Depois da grande recessão na indústria americana de games em 1983, ninguém queria ter produtos associados ao símbolo do fracasso: o videogame. A onda eram os computadores, que além de jogar, ofereciam ferramentas educacionais para a família toda. A Atari teve seus modelos enquanto nomes como Commodore, MSX e ZX Spectrum entravam no vocabulário popular.
Nesse cenário de pós-apocalipse, a Nintendo trabalhava estratégias para fazer o Famicom cruzar o oceano, sob comando de Minoru Arakawa. Se a "Terra das Oportunidades" sofria com um clima desolador para o setor, no Japão, longe dessa crise que os americanos arrumaram pra si mesmos, o 8-bit ia melhor que qualquer planejamento, vendendo mais que pão quente pela manhã.
Jogá-lo na praça como o que realmente era — videogame — seria praticamente suicídio comercial. A abordagem mais inteligente para a América era dar um "tapa no visual" da máquina primeiro: usar o mesmo hardware, mas adicionar periféricos e enfeitar com um rótulo abusado tipo "o computador para a família" ou outra frase marqueteira de efeito. Fazer o que fosse preciso para convencer todos de que não era só mais um dos falidos brinquedinhos tentando viver do passado recente e sombrio.
Foi mais ou menos com isso na prancheta que nasceu o primeiro desenho do Famicom americano, substancialmente diferente do NES que viraria realidade pouco depois. Como ter um nome amigável aos locais podia ser meio caminho andado para a aceitação, a Nintendo negociou com a calejada Atari para inserir o Famicom nos EUA em parceria: fabricariam hardware e teriam vantagens no licenciamento de software.

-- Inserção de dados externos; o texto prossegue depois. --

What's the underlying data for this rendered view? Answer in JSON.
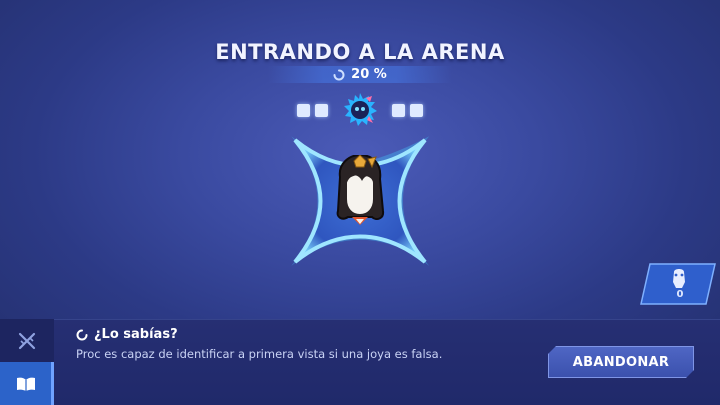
{
  "screen": {
    "title": "ENTRANDO A LA ARENA",
    "progress_text": "20 %",
    "progress_value": 0.2
  },
  "team_slots": {
    "left_count": 2,
    "right_count": 2,
    "center": "spiky-mascot-icon"
  },
  "counter": {
    "icon": "character-silhouette-icon",
    "value": "0"
  },
  "tip": {
    "heading": "¿Lo sabías?",
    "text": "Proc es capaz de identificar a primera vista si una joya es falsa."
  },
  "side_tabs": [
    {
      "icon": "crossed-swords-icon",
      "active": false
    },
    {
      "icon": "book-icon",
      "active": true
    }
  ],
  "actions": {
    "abandon_label": "ABANDONAR"
  },
  "colors": {
    "background": "#3a4aa0",
    "star_glow": "#45c8ff",
    "bottom_bar": "#232c6e",
    "active_tab": "#2c63c9"
  }
}
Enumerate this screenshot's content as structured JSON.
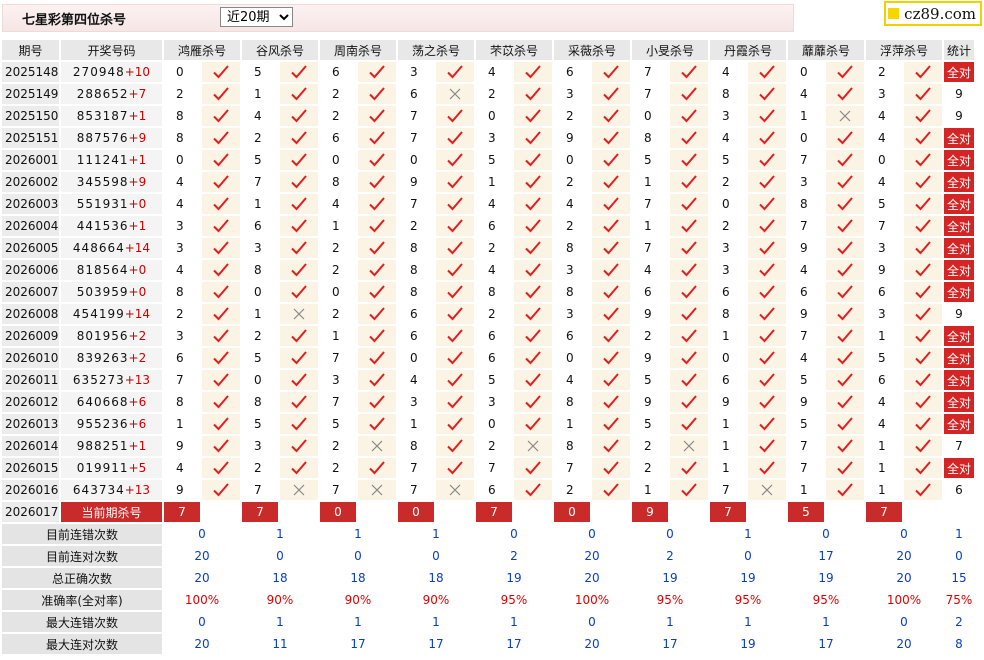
{
  "header": {
    "title": "七星彩第四位杀号",
    "period_selected": "近20期",
    "period_options": [
      "近20期"
    ],
    "logo_text": "cz89.com"
  },
  "columns": {
    "issue": "期号",
    "draw": "开奖号码",
    "experts": [
      "鸿雁杀号",
      "谷风杀号",
      "周南杀号",
      "荡之杀号",
      "芣苡杀号",
      "采薇杀号",
      "小旻杀号",
      "丹霞杀号",
      "蘼蘼杀号",
      "浮萍杀号"
    ],
    "stats": "统计"
  },
  "colors": {
    "hit": "#e21e1e",
    "miss": "#888888",
    "all_right_bg": "#d42424",
    "stat_value": "#0a3fbd",
    "stat_rate": "#e00000"
  },
  "rows": [
    {
      "issue": "2025148",
      "draw": "270948",
      "sum": "+10",
      "kills": [
        0,
        5,
        6,
        3,
        4,
        6,
        7,
        4,
        0,
        2
      ],
      "hits": [
        1,
        1,
        1,
        1,
        1,
        1,
        1,
        1,
        1,
        1
      ],
      "stat": "全对"
    },
    {
      "issue": "2025149",
      "draw": "288652",
      "sum": "+7",
      "kills": [
        2,
        1,
        2,
        6,
        2,
        3,
        7,
        8,
        4,
        3
      ],
      "hits": [
        1,
        1,
        1,
        0,
        1,
        1,
        1,
        1,
        1,
        1
      ],
      "stat": "9"
    },
    {
      "issue": "2025150",
      "draw": "853187",
      "sum": "+1",
      "kills": [
        8,
        4,
        2,
        7,
        0,
        2,
        0,
        3,
        1,
        4
      ],
      "hits": [
        1,
        1,
        1,
        1,
        1,
        1,
        1,
        1,
        0,
        1
      ],
      "stat": "9"
    },
    {
      "issue": "2025151",
      "draw": "887576",
      "sum": "+9",
      "kills": [
        8,
        2,
        6,
        7,
        3,
        9,
        8,
        4,
        0,
        4
      ],
      "hits": [
        1,
        1,
        1,
        1,
        1,
        1,
        1,
        1,
        1,
        1
      ],
      "stat": "全对"
    },
    {
      "issue": "2026001",
      "draw": "111241",
      "sum": "+1",
      "kills": [
        0,
        5,
        0,
        0,
        5,
        0,
        5,
        5,
        7,
        0
      ],
      "hits": [
        1,
        1,
        1,
        1,
        1,
        1,
        1,
        1,
        1,
        1
      ],
      "stat": "全对"
    },
    {
      "issue": "2026002",
      "draw": "345598",
      "sum": "+9",
      "kills": [
        4,
        7,
        8,
        9,
        1,
        2,
        1,
        2,
        3,
        4
      ],
      "hits": [
        1,
        1,
        1,
        1,
        1,
        1,
        1,
        1,
        1,
        1
      ],
      "stat": "全对"
    },
    {
      "issue": "2026003",
      "draw": "551931",
      "sum": "+0",
      "kills": [
        4,
        1,
        4,
        7,
        4,
        4,
        7,
        0,
        8,
        5
      ],
      "hits": [
        1,
        1,
        1,
        1,
        1,
        1,
        1,
        1,
        1,
        1
      ],
      "stat": "全对"
    },
    {
      "issue": "2026004",
      "draw": "441536",
      "sum": "+1",
      "kills": [
        3,
        6,
        1,
        2,
        6,
        2,
        1,
        2,
        7,
        7
      ],
      "hits": [
        1,
        1,
        1,
        1,
        1,
        1,
        1,
        1,
        1,
        1
      ],
      "stat": "全对"
    },
    {
      "issue": "2026005",
      "draw": "448664",
      "sum": "+14",
      "kills": [
        3,
        3,
        2,
        8,
        2,
        8,
        7,
        3,
        9,
        3
      ],
      "hits": [
        1,
        1,
        1,
        1,
        1,
        1,
        1,
        1,
        1,
        1
      ],
      "stat": "全对"
    },
    {
      "issue": "2026006",
      "draw": "818564",
      "sum": "+0",
      "kills": [
        4,
        8,
        2,
        8,
        4,
        3,
        4,
        3,
        4,
        9
      ],
      "hits": [
        1,
        1,
        1,
        1,
        1,
        1,
        1,
        1,
        1,
        1
      ],
      "stat": "全对"
    },
    {
      "issue": "2026007",
      "draw": "503959",
      "sum": "+0",
      "kills": [
        8,
        0,
        0,
        8,
        8,
        8,
        6,
        6,
        6,
        6
      ],
      "hits": [
        1,
        1,
        1,
        1,
        1,
        1,
        1,
        1,
        1,
        1
      ],
      "stat": "全对"
    },
    {
      "issue": "2026008",
      "draw": "454199",
      "sum": "+14",
      "kills": [
        2,
        1,
        2,
        6,
        2,
        3,
        9,
        8,
        9,
        3
      ],
      "hits": [
        1,
        0,
        1,
        1,
        1,
        1,
        1,
        1,
        1,
        1
      ],
      "stat": "9"
    },
    {
      "issue": "2026009",
      "draw": "801956",
      "sum": "+2",
      "kills": [
        3,
        2,
        1,
        6,
        6,
        6,
        2,
        1,
        7,
        1
      ],
      "hits": [
        1,
        1,
        1,
        1,
        1,
        1,
        1,
        1,
        1,
        1
      ],
      "stat": "全对"
    },
    {
      "issue": "2026010",
      "draw": "839263",
      "sum": "+2",
      "kills": [
        6,
        5,
        7,
        0,
        6,
        0,
        9,
        0,
        4,
        5
      ],
      "hits": [
        1,
        1,
        1,
        1,
        1,
        1,
        1,
        1,
        1,
        1
      ],
      "stat": "全对"
    },
    {
      "issue": "2026011",
      "draw": "635273",
      "sum": "+13",
      "kills": [
        7,
        0,
        3,
        4,
        5,
        4,
        5,
        6,
        5,
        6
      ],
      "hits": [
        1,
        1,
        1,
        1,
        1,
        1,
        1,
        1,
        1,
        1
      ],
      "stat": "全对"
    },
    {
      "issue": "2026012",
      "draw": "640668",
      "sum": "+6",
      "kills": [
        8,
        8,
        7,
        3,
        3,
        8,
        9,
        9,
        9,
        4
      ],
      "hits": [
        1,
        1,
        1,
        1,
        1,
        1,
        1,
        1,
        1,
        1
      ],
      "stat": "全对"
    },
    {
      "issue": "2026013",
      "draw": "955236",
      "sum": "+6",
      "kills": [
        1,
        5,
        5,
        1,
        0,
        1,
        5,
        1,
        5,
        4
      ],
      "hits": [
        1,
        1,
        1,
        1,
        1,
        1,
        1,
        1,
        1,
        1
      ],
      "stat": "全对"
    },
    {
      "issue": "2026014",
      "draw": "988251",
      "sum": "+1",
      "kills": [
        9,
        3,
        2,
        8,
        2,
        8,
        2,
        1,
        7,
        1
      ],
      "hits": [
        1,
        1,
        0,
        1,
        0,
        1,
        0,
        1,
        1,
        1
      ],
      "stat": "7"
    },
    {
      "issue": "2026015",
      "draw": "019911",
      "sum": "+5",
      "kills": [
        4,
        2,
        2,
        7,
        7,
        7,
        2,
        1,
        7,
        1
      ],
      "hits": [
        1,
        1,
        1,
        1,
        1,
        1,
        1,
        1,
        1,
        1
      ],
      "stat": "全对"
    },
    {
      "issue": "2026016",
      "draw": "643734",
      "sum": "+13",
      "kills": [
        9,
        7,
        7,
        7,
        6,
        2,
        1,
        7,
        1,
        1
      ],
      "hits": [
        1,
        0,
        0,
        0,
        1,
        1,
        1,
        0,
        1,
        1
      ],
      "stat": "6"
    }
  ],
  "current": {
    "issue": "2026017",
    "label": "当前期杀号",
    "kills": [
      "7",
      "7",
      "0",
      "0",
      "7",
      "0",
      "9",
      "7",
      "5",
      "7"
    ]
  },
  "stats_rows": [
    {
      "label": "目前连错次数",
      "values": [
        "0",
        "1",
        "1",
        "1",
        "0",
        "0",
        "0",
        "1",
        "0",
        "0",
        "1"
      ],
      "red": false
    },
    {
      "label": "目前连对次数",
      "values": [
        "20",
        "0",
        "0",
        "0",
        "2",
        "20",
        "2",
        "0",
        "17",
        "20",
        "0"
      ],
      "red": false
    },
    {
      "label": "总正确次数",
      "values": [
        "20",
        "18",
        "18",
        "18",
        "19",
        "20",
        "19",
        "19",
        "19",
        "20",
        "15"
      ],
      "red": false
    },
    {
      "label": "准确率(全对率)",
      "values": [
        "100%",
        "90%",
        "90%",
        "90%",
        "95%",
        "100%",
        "95%",
        "95%",
        "95%",
        "100%",
        "75%"
      ],
      "red": true
    },
    {
      "label": "最大连错次数",
      "values": [
        "0",
        "1",
        "1",
        "1",
        "1",
        "0",
        "1",
        "1",
        "1",
        "0",
        "2"
      ],
      "red": false
    },
    {
      "label": "最大连对次数",
      "values": [
        "20",
        "11",
        "17",
        "17",
        "17",
        "20",
        "17",
        "19",
        "17",
        "20",
        "8"
      ],
      "red": false
    }
  ]
}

Na CES de 1984 foi apresentado o Nintendo Advanced Video System, ou apenas Nintendo AVS. Não por coincidência, o procedimento era similar ao do lançamento do Atari 2600, que também havia sido batizado originalmente com uma sigla, VCS (Video Computer System).
Desenhado por Lance Barr, era um protótipo com design modular, cara de videocassete ou qualquer aparelho eletrônico da sala, não um óbvio brinquedo como o Famicom. A proposta ia além de um "sistema de vídeo avançado"; na verdade, tinha mais de "sistema de entretenimento" do que o NES teria.
Um imponente e modernoso módulo principal (abaixo, com o cart lilás conectado), acompanhado por teclado, num esquema de cores bonito e elegante, em tons de cinza com destaque em vermelho — tal como demais acessórios, que incluíam gravador de fita K-7, joystick, teclado musical, controles sem fio e uma pistola diferente do que seria a Zapper (mais futurista, eu diria).
O formato angular, cantos retos, quadradão, era planejado para "montar" módulos uns sobre outros, ou posicioná-los lateralmente. O teclado daria suporte a várias possibilidades como softwares de programação (BASIC) e entrada de dados. Teria praticamente todas as características dos queridinhos computadores, adicionando funções inovadoras como edição de games (por exemplo, desenho de pistas em games de corrida), a pistola de atirar na tela e composição musical. Os engenheiros trabalharam duro.
Mesmo assim, não foi exatamente um sucesso naquela CES. Por capricho do destino, um desentendimento com a Atari levou ao cancelamento — ou melhor, revisão do modelo. Sem apoio da outra, a Nintendo teve que repensar o projeto por conta própria, encarar a missão cascuda sozinha; Arakawa ordenou várias alterações, cortando partes e mudando outras, por questão de economia ou funcionamento insatisfatório (os controles sem fio ainda não eram confiáveis o bastante).
Das cinzas do AVS, o NES começava a tomar forma.
Como contou Lance Barr:
Após a primeira aparição pública na CES, fui orientado a redesenhar o case baseado em novos requerimentos da engenharia. Para reduzir custos, o controle sem fio e alguns componentes modulares como teclado e gravador de voz foram eliminados. Mas a maior mudança foi a orientação e tamanho necessário para acomodar um novo slot para cartuchos. O encaixe foi um conector "força zero", permitindo que o game fosse inserido com pouca força, e então virado para baixo até a posição de contato.
Alguns esboços depois, e veio o NES cinza, retangular, que apresentado na CES 1985, foi adorado por milhões nos meses e anos e décadas seguintes. O protótipo e periféricos estão em exposição na Nintendo World Store, em Nova Iorque; a maioria das bugigangas foi lançada no Japão para o Famicom.
Se lançado assim, pretensioso e focado em outro público, é impossível dizer que fracassaria, já que outros se davam bem com formatos similares. Mas também não dá pra cravar que teria sido remotamente próximo ao sucesso do NES. Como diz o ditado, "há males que vem para bem".